By now, you should have read “Berenice” and any number of other Poe tales. Feel free to work ahead of the assignments and to reread. Poe demands rereading! Also, be sure you are working on the How to Read Literature book. You do not want to wait until the last minute to make the chart. This book, in many ways, will introduce you to how we read in AP Lit and should help you with Poe, too.
Remember that there will be tests on these works when we get back to school!
Like Poe’s narrator, I’ve always had a fascination with Berenice’s teeth. What a striking image Poe gives us in the story! With this summer’s rereading of the tale, I decided to focus on Poe’s style. (Style is often considered an author’s diction and syntax—word choice and word order. Like I said in the reading assignment, because of Poe’s variegated and, at times, antediluvian diction, you will want to use a dictionary!) What I noticed in an early paragraph was the use of antithesis, which is a combining of opposite ideas. Here’s Poe:
“Misery is manifold. The wretchedness of earth is multiform. Overreaching the wide horizon as the rainbow, its hues are as various as the hues of that arch,–as distinct, too, yet as intimately blended. Overreaching the wide horizon as a rainbow! How is it that from beauty I have derived a type of unloveliness?—from the covenant of peace a simile of sorrow? But as, in ethics, evil is a consequence of good, so, in fact, out of joy is sorrow born. Either the memory of past bliss is the anguish of to-day, or the agonies which are have their origin in the ecstasies which might have been.” (from “Berenice”)

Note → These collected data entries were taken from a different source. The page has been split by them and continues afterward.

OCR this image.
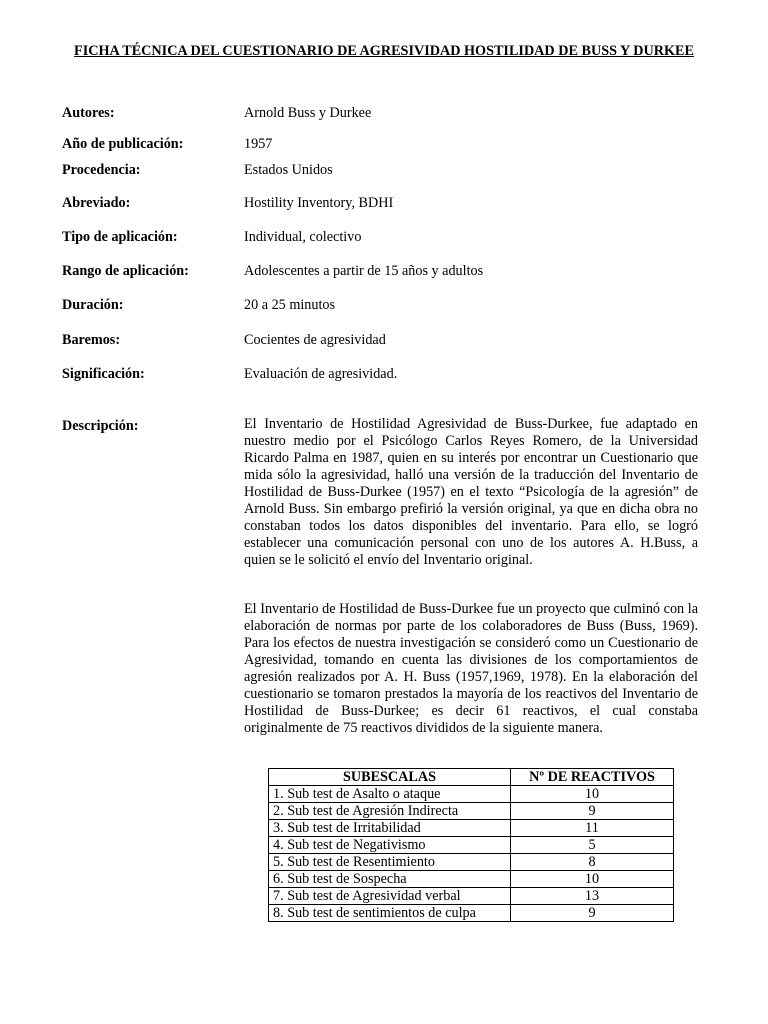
FICHA TÉCNICA DEL CUESTIONARIO DE AGRESIVIDAD HOSTILIDAD DE BUSS Y DURKEE
Autores:	Arnold Buss y Durkee
Año de publicación:	1957
Procedencia:	Estados Unidos
Abreviado:	Hostility Inventory, BDHI
Tipo de aplicación:	Individual, colectivo
Rango de aplicación:	Adolescentes a partir de 15 años y adultos
Duración:	20 a 25 minutos
Baremos:	Cocientes de agresividad
Significación:	Evaluación de agresividad.
Descripción:	El Inventario de Hostilidad Agresividad de Buss-Durkee, fue adaptado en nuestro medio por el Psicólogo Carlos Reyes Romero, de la Universidad Ricardo Palma en 1987, quien en su interés por encontrar un Cuestionario que mida sólo la agresividad, halló una versión de la traducción del Inventario de Hostilidad de Buss-Durkee (1957) en el texto “Psicología de la agresión” de Arnold Buss. Sin embargo prefirió la versión original, ya que en dicha obra no constaban todos los datos disponibles del inventario. Para ello, se logró establecer una comunicación personal con uno de los autores A. H.Buss, a quien se le solicitó el envío del Inventario original.
El Inventario de Hostilidad de Buss-Durkee fue un proyecto que culminó con la elaboración de normas por parte de los colaboradores de Buss (Buss, 1969). Para los efectos de nuestra investigación se consideró como un Cuestionario de Agresividad, tomando en cuenta las divisiones de los comportamientos de agresión realizados por A. H. Buss (1957,1969, 1978). En la elaboración del cuestionario se tomaron prestados la mayoría de los reactivos del Inventario de Hostilidad de Buss-Durkee; es decir 61 reactivos, el cual constaba originalmente de 75 reactivos divididos de la siguiente manera.
SUBESCALAS	Nº DE REACTIVOS
1. Sub test de Asalto o ataque	10
2. Sub test de Agresión Indirecta	9
3. Sub test de Irritabilidad	11
4. Sub test de Negativismo	5
5. Sub test de Resentimiento	8
6. Sub test de Sospecha	10
7. Sub test de Agresividad verbal	13
8. Sub test de sentimientos de culpa	9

Here, misery and wretchedness are compared with a rainbow! Then we get “beauty” and “unloveliness”; “peace” and “sorrow”; “evil” and “good”; “joy” and “sorrow”; and so on. Some of these are more complex than others. Reread that last sentence of the excerpt and think about it. (Don’t you love how he says a bit earlier that “from the covenant of peace a simile of sorrow”? That’s the poet in Poe and it is also what some readers dislike about his prose. Often, I love it.)
Now, one more thing before your assignment. Think about how this rhetorical device—antithesis—can also be used to get at larger ideas of theme and image in “Berenice.” Think about how Egaeus and Berenice are opposites. How Berenice is beautiful, but becomes, well…something else. Also, how all these dichotomies create an odd balance in the story that is toppled by Egaeus’s monomania, his fixation on a single idea or image.
And I know there’s even more in the story that I haven’t thought about and I’ve read this story something like ten times! That’s the “horrible beauty” of this stuff, folks!
But I digress…
Here’s a famous example from literature that also uses antithesis:
“It was the best of times, it was the worst of times, it was the age of wisdom, it was the age of foolishness, it was the epoch of belief, it was the epoch of incredulity, it was the season of Light, it was the season of Darkness, it was the spring of hope, it was the winter of despair, we had everything before us, we had nothing before us, we were all going direct to heaven, we were all going direct the other way – in short, the period was so far like the present period, that some of its noisiest authorities insisted on its being received, for good or for evil, in the superlative degree of comparison only.” (from A Tale of Two Cities by Charles Dickens)
Write a 7-10 sentence paragraph that uses antithesis. It can be related to Poe’s story “Berenice,” but it doesn’t have to be. This paragraph has to mean something. In other words, it can’t be simply a shameless juxtaposition of opposites—“He was hot. He was cold. He lived. He died.”
Feel free to post your paragraph on the AP Lit Facebook page or in the comments section of my blog. It will be too long for Twitter!
Since I never give an assignment I wouldn’t do myself. Here’s my attempt:
Edgar was an odd little boy. Only eight, he seemed eighty. Other boys his age played in the forest, but he chose the graveyard. The living trees that rose from the ground and the activity their presence produced, the constant chirp of birds, the squirrel run-and-chatter, bored him. He enjoyed the concrete and marble rising from the ground, a forest already cold and dead as it grew. He found the woods too humid and oppressive, but he was able to cool his forehead and his thoughts on the smooth tombstones. In the woods, life was noisy and raw, beetles eating trees, birds eating beetles, bobcats eating birds, while the graveyard was quiet and orderly. You didn’t hear or see the worms eating below. Little Edgar took comfort in the abstraction of names and numbers around him and began to write stories using the beginnings and endings he was provided on each grave.